In this thesis, we are particularly interested in the learning and inferencing on the relational data, which is to further discover the coupling relation between the corresponding points. For the detail modelling perspective, we have focused on the framework of mixed-membership stochastic blockmodel, in which membership indicator and mixed-membership distribution are noted to represent the nodes’ belonging community for one relation and the histogram of all the belonging communities for one node. More specifically, we are trying to model the coupling relation through three different aspects: 1) the mixed-membership distributions’ coupling relation across the time. In this work, the coupling relation is reflected in the sticky phenomenon between the mixed-membership distributions in two consecutive time; 2) the membership indicators’ coupling relation, in which the Copula function is utilized to depict the coupling relation; 3) the node information and mixed-membership distribution’s coupling relation. This is achieved by the new proposal transform for the node information’s integration. As these three aspects describe the critical parts of the nodes’ interaction with the communities, we are hoping the complex hidden structures can thus be well studied. In all of the above extensions, we set the number of the communities in a nonparametric Bayesian prior (mainly Hierarchical Dirichlet Process), instead of fixing it as in the previous classical models. In such a way, the complexity of our model can grow along with the data size. That is to say, while we have more data, our model can have a larger amount of communities to account for them. This appealing property enables our models to fit the data better. Moreover, the nice formalization of the Hierarchical Dirichlet Process facilitates us to some benefits, such as the conjugate prior. Thus, this nonparametric Bayesian prior has introduced new elements to the coupling relations’ learning.
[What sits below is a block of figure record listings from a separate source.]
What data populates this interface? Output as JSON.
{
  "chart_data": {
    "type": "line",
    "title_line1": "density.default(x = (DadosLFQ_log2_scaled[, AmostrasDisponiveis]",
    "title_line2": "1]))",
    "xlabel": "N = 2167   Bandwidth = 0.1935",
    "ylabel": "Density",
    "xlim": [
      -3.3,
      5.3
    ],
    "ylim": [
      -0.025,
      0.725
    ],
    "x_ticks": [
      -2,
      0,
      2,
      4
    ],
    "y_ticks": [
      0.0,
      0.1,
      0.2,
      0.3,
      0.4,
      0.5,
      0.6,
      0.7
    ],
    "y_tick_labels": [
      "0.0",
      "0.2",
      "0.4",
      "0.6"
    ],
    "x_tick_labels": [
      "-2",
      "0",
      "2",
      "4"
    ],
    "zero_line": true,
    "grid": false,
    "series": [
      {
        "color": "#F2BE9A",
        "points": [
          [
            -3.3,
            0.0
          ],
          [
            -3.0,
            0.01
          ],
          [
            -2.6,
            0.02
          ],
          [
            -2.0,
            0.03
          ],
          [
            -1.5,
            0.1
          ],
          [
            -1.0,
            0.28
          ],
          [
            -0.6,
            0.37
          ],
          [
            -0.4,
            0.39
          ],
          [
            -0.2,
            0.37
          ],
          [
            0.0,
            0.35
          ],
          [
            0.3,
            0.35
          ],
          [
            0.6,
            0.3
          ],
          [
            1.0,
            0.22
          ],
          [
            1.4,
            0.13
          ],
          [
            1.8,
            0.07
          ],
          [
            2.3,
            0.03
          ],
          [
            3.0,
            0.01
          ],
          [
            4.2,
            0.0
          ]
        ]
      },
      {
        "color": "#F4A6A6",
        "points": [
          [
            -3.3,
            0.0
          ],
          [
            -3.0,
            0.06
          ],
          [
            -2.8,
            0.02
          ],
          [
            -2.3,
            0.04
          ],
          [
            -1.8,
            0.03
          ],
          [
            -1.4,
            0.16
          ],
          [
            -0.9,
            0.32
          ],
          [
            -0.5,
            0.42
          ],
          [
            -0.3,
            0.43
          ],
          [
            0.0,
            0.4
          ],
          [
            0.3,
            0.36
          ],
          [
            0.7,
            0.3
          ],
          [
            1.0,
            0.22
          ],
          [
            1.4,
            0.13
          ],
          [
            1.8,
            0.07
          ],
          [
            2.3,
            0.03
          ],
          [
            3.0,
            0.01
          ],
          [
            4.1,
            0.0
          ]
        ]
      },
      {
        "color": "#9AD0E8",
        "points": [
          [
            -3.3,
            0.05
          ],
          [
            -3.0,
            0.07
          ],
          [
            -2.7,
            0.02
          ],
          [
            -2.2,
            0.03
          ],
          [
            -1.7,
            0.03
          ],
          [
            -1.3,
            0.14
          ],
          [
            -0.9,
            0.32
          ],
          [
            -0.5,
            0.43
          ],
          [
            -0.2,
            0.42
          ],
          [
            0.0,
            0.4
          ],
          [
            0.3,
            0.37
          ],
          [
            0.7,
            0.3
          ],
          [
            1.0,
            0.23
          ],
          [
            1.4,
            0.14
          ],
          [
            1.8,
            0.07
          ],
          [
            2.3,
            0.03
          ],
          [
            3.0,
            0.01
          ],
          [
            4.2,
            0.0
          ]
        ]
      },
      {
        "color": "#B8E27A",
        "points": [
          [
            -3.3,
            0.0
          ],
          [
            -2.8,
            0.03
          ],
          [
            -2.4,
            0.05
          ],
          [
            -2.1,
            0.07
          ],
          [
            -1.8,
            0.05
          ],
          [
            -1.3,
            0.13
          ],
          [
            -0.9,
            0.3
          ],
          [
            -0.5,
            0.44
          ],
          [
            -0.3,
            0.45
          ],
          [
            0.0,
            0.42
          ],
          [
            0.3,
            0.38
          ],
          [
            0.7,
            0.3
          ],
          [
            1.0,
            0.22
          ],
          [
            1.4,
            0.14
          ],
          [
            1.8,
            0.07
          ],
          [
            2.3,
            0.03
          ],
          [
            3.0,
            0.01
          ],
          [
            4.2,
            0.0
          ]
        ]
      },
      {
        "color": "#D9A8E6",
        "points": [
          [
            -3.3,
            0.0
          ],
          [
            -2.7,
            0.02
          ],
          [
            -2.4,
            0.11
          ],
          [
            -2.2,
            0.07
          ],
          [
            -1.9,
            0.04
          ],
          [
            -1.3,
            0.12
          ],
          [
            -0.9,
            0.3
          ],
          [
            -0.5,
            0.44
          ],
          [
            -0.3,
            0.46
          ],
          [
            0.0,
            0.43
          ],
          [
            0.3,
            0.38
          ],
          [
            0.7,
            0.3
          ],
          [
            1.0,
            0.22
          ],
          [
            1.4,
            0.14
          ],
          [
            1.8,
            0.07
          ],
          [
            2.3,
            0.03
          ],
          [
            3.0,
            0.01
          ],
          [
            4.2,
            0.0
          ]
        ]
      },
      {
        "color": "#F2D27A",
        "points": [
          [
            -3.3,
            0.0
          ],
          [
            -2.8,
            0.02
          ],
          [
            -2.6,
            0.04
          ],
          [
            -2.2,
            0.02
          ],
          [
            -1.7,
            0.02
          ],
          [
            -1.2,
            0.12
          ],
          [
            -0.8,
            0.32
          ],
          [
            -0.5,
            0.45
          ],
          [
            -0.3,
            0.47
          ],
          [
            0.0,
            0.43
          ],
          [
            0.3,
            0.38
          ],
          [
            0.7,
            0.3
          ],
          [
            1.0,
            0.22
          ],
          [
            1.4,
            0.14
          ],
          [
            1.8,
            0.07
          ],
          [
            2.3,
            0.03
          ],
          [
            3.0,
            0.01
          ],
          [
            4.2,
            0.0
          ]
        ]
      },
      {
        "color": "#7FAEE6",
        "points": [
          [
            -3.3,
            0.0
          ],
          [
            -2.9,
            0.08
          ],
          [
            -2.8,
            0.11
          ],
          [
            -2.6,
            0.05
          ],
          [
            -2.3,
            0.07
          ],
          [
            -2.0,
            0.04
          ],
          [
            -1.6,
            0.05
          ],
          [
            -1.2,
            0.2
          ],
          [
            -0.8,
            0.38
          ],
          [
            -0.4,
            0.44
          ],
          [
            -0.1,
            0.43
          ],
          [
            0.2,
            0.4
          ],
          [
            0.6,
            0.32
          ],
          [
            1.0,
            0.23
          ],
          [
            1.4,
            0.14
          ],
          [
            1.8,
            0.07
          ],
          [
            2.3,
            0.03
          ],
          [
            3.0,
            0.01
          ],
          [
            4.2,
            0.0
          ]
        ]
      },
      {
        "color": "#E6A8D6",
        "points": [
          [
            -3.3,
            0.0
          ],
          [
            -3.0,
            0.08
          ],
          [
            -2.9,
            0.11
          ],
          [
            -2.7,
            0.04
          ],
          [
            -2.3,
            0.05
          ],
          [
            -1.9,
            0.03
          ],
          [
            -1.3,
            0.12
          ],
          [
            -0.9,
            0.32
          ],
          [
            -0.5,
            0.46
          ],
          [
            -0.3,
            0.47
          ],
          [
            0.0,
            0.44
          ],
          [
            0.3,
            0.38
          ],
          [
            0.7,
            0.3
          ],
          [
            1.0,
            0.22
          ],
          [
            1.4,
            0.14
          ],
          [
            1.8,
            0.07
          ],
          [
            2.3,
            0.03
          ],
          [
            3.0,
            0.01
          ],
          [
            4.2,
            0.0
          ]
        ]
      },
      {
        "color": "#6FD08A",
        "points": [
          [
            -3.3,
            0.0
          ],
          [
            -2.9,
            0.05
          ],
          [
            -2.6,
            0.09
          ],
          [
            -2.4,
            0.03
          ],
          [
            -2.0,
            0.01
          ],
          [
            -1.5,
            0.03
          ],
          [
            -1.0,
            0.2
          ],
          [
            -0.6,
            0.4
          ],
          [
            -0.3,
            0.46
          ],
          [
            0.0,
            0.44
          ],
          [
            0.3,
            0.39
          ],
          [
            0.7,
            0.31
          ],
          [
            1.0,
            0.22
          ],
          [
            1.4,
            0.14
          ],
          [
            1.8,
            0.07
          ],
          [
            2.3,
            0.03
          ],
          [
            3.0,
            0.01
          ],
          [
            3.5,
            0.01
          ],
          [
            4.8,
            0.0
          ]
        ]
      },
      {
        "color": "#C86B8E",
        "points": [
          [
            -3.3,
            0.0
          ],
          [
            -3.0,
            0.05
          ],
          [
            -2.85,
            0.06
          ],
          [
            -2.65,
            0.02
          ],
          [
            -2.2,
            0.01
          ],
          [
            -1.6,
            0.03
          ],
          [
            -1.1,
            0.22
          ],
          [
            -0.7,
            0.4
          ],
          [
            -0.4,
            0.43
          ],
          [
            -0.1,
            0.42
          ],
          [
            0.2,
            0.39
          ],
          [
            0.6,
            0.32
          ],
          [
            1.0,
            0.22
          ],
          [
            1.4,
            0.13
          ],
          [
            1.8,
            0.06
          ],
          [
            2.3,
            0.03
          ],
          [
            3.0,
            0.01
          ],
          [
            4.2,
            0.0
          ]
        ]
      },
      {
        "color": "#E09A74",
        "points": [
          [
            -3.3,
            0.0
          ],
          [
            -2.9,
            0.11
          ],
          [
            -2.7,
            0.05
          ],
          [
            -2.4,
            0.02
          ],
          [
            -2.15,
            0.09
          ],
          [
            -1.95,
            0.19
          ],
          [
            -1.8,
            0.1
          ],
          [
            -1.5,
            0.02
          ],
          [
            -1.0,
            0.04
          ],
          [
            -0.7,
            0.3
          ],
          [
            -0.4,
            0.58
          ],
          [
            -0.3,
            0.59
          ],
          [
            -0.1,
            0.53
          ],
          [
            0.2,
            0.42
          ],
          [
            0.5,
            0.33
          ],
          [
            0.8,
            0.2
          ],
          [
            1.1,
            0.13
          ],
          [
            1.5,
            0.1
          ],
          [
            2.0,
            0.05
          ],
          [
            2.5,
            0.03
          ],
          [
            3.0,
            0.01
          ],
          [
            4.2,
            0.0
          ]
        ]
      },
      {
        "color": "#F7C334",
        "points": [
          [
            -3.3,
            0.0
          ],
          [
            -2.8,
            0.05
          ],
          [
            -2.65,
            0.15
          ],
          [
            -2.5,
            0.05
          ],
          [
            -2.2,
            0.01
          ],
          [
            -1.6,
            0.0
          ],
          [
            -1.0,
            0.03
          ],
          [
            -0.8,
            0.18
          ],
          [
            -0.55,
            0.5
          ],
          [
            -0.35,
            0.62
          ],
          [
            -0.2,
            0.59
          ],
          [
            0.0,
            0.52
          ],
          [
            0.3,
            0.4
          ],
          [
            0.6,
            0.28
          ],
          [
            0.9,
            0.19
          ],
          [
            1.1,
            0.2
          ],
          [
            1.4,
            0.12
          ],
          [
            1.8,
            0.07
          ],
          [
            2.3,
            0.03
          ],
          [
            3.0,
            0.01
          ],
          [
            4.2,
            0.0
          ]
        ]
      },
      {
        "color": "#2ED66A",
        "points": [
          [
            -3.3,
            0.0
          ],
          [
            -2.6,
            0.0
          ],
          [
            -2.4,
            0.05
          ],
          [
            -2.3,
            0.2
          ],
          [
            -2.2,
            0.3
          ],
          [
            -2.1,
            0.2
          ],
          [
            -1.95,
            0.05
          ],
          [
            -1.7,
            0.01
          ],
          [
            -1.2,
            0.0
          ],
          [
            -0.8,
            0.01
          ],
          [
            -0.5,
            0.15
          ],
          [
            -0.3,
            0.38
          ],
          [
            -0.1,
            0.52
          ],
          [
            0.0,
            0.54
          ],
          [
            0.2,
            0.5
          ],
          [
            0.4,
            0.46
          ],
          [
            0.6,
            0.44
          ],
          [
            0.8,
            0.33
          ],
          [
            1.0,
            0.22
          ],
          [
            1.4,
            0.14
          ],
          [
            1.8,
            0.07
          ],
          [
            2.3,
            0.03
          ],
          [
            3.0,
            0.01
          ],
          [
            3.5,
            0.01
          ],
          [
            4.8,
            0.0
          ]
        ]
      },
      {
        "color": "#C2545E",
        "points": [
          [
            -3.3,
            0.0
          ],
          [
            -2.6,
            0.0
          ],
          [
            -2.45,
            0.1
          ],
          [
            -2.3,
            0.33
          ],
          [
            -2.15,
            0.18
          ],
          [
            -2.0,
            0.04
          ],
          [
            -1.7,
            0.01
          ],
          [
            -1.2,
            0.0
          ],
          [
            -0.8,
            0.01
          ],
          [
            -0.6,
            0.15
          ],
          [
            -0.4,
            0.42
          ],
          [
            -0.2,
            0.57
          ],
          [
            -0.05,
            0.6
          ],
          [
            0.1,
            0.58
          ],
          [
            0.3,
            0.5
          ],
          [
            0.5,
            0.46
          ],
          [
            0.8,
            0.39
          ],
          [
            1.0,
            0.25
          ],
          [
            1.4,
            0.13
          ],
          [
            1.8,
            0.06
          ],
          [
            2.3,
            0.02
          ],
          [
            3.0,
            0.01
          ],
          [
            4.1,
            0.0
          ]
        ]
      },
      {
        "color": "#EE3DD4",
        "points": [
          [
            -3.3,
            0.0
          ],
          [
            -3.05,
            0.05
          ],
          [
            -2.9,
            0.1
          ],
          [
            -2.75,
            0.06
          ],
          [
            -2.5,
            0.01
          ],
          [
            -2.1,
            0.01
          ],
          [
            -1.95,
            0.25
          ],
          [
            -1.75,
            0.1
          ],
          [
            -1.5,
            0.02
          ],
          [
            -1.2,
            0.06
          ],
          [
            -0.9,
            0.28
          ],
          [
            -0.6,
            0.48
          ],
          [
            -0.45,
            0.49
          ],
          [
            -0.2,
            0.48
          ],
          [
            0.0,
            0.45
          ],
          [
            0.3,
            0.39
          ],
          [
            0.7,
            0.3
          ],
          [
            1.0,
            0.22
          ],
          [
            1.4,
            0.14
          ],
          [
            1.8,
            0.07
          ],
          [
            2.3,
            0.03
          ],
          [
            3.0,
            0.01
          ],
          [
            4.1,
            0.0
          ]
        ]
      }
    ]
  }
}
Under this varying backgrounds and scenarios, we have shown our proposed models and frameworks for learning the coupling relations are evidenced to outperform the state-of-the-art methods via literature explanation and empirical results. The outcomes are sequentially accepted by top journals. Therefore, the nonparametric Bayesian models in learning the coupling relations presents high research value and would still be attractive opportunities for further exploration and exploit.